4. Don’t argue the pre-money valuation
Remember, these are ways to keep the process moving along smoothly. If you want to argue your valuation, go ahead, but it will only bog down the process and probably not get you want you want. Ultimately, you are worth what the market will give you, and the VC firms are the market. Just because you got money from your friend who valued the company at $10 million doesn’t mean that’s what you are worth.
5. Store your due diligence materials online for quick, easy access
Due diligence is paperwork, paperwork, paperwork. You will be responsible for sharing everything about your business with your investors from financials to employment agreements to tax documents. Even seemingly little things like your lease and your customer lists are important and subject to disclosure. How are you going to get all these materials to your investors safely and make it easy for them to be read? According to Jeanne and other VCs, email file attachments are cumbersome to read, mange and file. They would rather access an online environment where all the pertinent information is at their fingertips.

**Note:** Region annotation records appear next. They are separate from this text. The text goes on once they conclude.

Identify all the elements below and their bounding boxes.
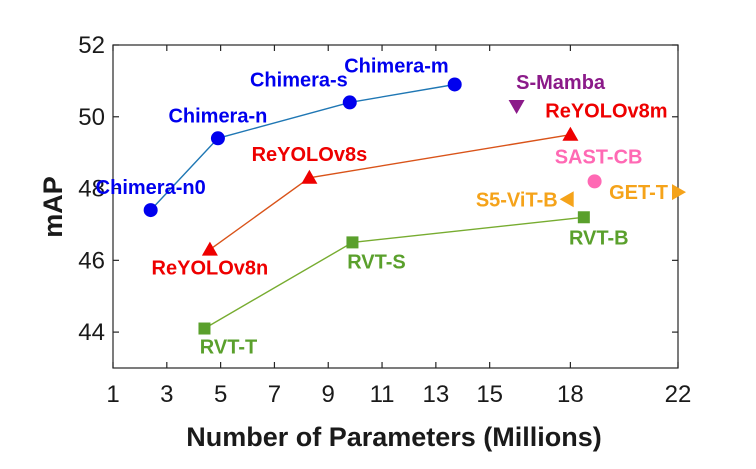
x-tick-label: 15 — [476, 381, 503, 408]
x-tick-label: 9 — [322, 381, 335, 408]
data-point-label: S-Mamba — [516, 72, 606, 94]
data-point-marker — [143, 203, 158, 218]
y-axis-title: mAP — [38, 176, 68, 238]
data-point-label: SAST-CB — [555, 146, 643, 168]
data-point-label: ReYOLOv8m — [545, 101, 667, 123]
y-tick-label: 48 — [78, 176, 105, 203]
data-point-marker — [587, 174, 602, 189]
series-line — [150, 83, 455, 211]
data-markers — [143, 77, 686, 335]
data-point-marker — [508, 100, 525, 114]
x-tick-label: 18 — [557, 381, 584, 408]
data-point-label: Chimera-n0 — [96, 177, 206, 199]
x-axis-title: Number of Parameters (Millions) — [186, 422, 602, 452]
data-point-marker — [198, 322, 211, 335]
x-tick-label: 1 — [106, 381, 119, 408]
x-tick-label: 5 — [214, 381, 227, 408]
data-point-label: Chimera-m — [344, 56, 448, 78]
x-tick-label: 13 — [423, 381, 450, 408]
data-point-label: ReYOLOv8n — [152, 258, 269, 280]
data-point-label: GET-T — [609, 182, 668, 204]
data-point-marker — [559, 191, 574, 208]
data-point-marker — [577, 211, 590, 224]
data-point-marker — [301, 169, 318, 184]
data-point-marker — [210, 131, 225, 146]
data-point-label: RVT-B — [569, 227, 629, 249]
data-point-marker — [342, 95, 357, 110]
y-tick-label: 44 — [78, 319, 105, 346]
data-point-label: Chimera-n — [168, 105, 267, 127]
data-point-marker — [346, 236, 359, 249]
data-point-label: ReYOLOv8s — [252, 144, 368, 166]
plot-frame — [112, 44, 679, 369]
data-point-marker — [201, 241, 218, 256]
x-tick-label: 11 — [370, 381, 395, 408]
y-tick-label: 52 — [78, 32, 105, 59]
data-point-label: S5-ViT-B — [476, 189, 558, 211]
y-tick-label: 46 — [78, 247, 105, 274]
x-tick-label: 7 — [268, 381, 281, 408]
data-point-marker — [562, 126, 579, 141]
x-tick-label: 22 — [665, 381, 692, 408]
y-tick-label: 50 — [78, 104, 105, 131]
data-point-label: RVT-T — [200, 337, 257, 359]
data-point-label: Chimera-s — [250, 69, 348, 91]
data-point-marker — [672, 184, 686, 201]
data-point-label: RVT-S — [347, 251, 406, 273]
x-tick-label: 3 — [160, 381, 173, 408]
data-point-marker — [447, 77, 462, 92]
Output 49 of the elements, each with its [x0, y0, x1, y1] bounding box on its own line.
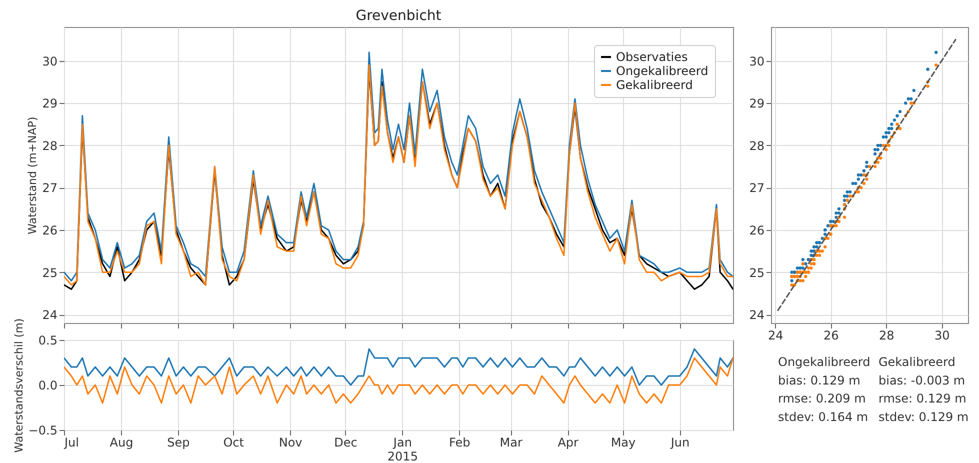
y-tick-label: 0.5 — [38, 334, 58, 348]
legend-label: Ongekalibreerd — [616, 64, 708, 78]
text: bias: 0.129 m — [778, 373, 860, 388]
y-tick-label: 25 — [749, 266, 764, 280]
text: stdev: 0.164 m — [778, 410, 868, 424]
y-axis-title: Waterstandsverschil (m) — [12, 318, 26, 453]
x-tick-label: Jun — [670, 436, 690, 450]
line-series — [64, 348, 733, 386]
x-tick-label: 24 — [768, 328, 784, 342]
text: stdev: 0.129 m — [878, 410, 969, 424]
y-tick-label: 27 — [42, 181, 58, 196]
y-tick-label: 28 — [42, 138, 58, 153]
y-tick-label: 0.0 — [38, 378, 58, 392]
x-tick-label: Apr — [558, 436, 579, 450]
line-series — [64, 357, 733, 404]
y-tick-label: 24 — [749, 308, 764, 322]
x-tick-label: Mar — [500, 436, 522, 450]
x-tick-label: Aug — [110, 436, 134, 450]
y-axis-title: Waterstand (m+NAP) — [26, 116, 40, 234]
x-tick-label: 28 — [879, 328, 894, 342]
y-tick-label: 28 — [749, 138, 764, 153]
legend-label: Observaties — [616, 50, 688, 64]
y-tick-label: 26 — [749, 223, 764, 238]
y-tick-label: 26 — [42, 223, 58, 238]
x-tick-label: 26 — [824, 328, 839, 342]
x-tick-label: Dec — [334, 436, 358, 450]
y-tick-label: 29 — [749, 96, 764, 111]
text: bias: -0.003 m — [878, 373, 966, 388]
y-tick-label: 30 — [749, 54, 764, 68]
x-tick-label: Feb — [449, 436, 470, 450]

Furthermore, once you’ve spent the time and energy to find all these materials where are you going to put them now? By using an online portal, such as Radar, you can keep all your critical corporate documents intelligently organized and secure, but even better you can speed along the funding process because your potential investors don’t have to waste time hunting for your information about your business. VCs love nothing more than having all the pertinent information easily accessible on-demand so that they can make decisions more quickly and get back to the business of helping you grow yours.